Та лежала неодушевленным бревном. С руками сложенными на груди.
Вкололи три кубика. И еще два.
— Вы слышите меня? Слышите?
Ни хрена! Бабушка не подавала признаков жизни. Никаких.
Бабушка умерла.
Фельдшер замер со шприцем в руке. Врач покачал головой. Фельдшер опустил шприц.
Из-за перегородки вышел муж. Без полотенца.
— Я не нашел, — виновато развел руками он.
— Да черт с ним, не надо полотенца, — ответил врач вставая и собираясь уходить.
— Маша, я не нашел полотенце. Его нет в шкафу.

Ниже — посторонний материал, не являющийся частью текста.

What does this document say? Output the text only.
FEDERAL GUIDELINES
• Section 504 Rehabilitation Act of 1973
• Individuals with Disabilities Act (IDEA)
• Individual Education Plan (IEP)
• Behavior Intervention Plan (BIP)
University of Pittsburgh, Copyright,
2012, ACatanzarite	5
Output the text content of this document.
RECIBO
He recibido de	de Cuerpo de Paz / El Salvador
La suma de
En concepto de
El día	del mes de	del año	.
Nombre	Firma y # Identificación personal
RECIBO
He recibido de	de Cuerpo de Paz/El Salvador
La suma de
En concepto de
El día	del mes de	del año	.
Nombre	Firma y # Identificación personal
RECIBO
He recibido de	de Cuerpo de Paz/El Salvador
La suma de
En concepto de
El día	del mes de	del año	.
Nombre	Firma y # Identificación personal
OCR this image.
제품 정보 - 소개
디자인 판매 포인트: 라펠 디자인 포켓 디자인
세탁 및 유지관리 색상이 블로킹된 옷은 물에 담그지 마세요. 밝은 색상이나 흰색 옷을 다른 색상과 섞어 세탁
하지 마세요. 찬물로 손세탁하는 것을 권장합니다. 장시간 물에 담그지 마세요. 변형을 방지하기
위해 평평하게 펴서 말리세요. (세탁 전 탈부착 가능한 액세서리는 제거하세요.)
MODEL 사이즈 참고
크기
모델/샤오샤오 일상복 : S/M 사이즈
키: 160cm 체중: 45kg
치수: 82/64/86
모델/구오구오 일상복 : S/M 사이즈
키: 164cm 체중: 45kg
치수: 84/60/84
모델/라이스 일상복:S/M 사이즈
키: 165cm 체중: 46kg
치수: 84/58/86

Женщина дернулась, вздохнула. И открыла глаза.
Врач – сел.
И фельдшер тоже.
Женщина обвела всех бессмысленным, потусторонним взглядом.
— Маша, там нет полотенец, — пожаловался муж, — Я искал.
Взгляд пациентки приобрел осмысленность.
— Посмотри на верхней полке, под пледом.
— А-а, под пледом. Ладно посмотрю.
Муж ушел за перегородку.
— Шприц! — прошептал врач.
— Вам?
— Нет – ей!...
Я все это видел! Я там был! Я – хоть под присягой.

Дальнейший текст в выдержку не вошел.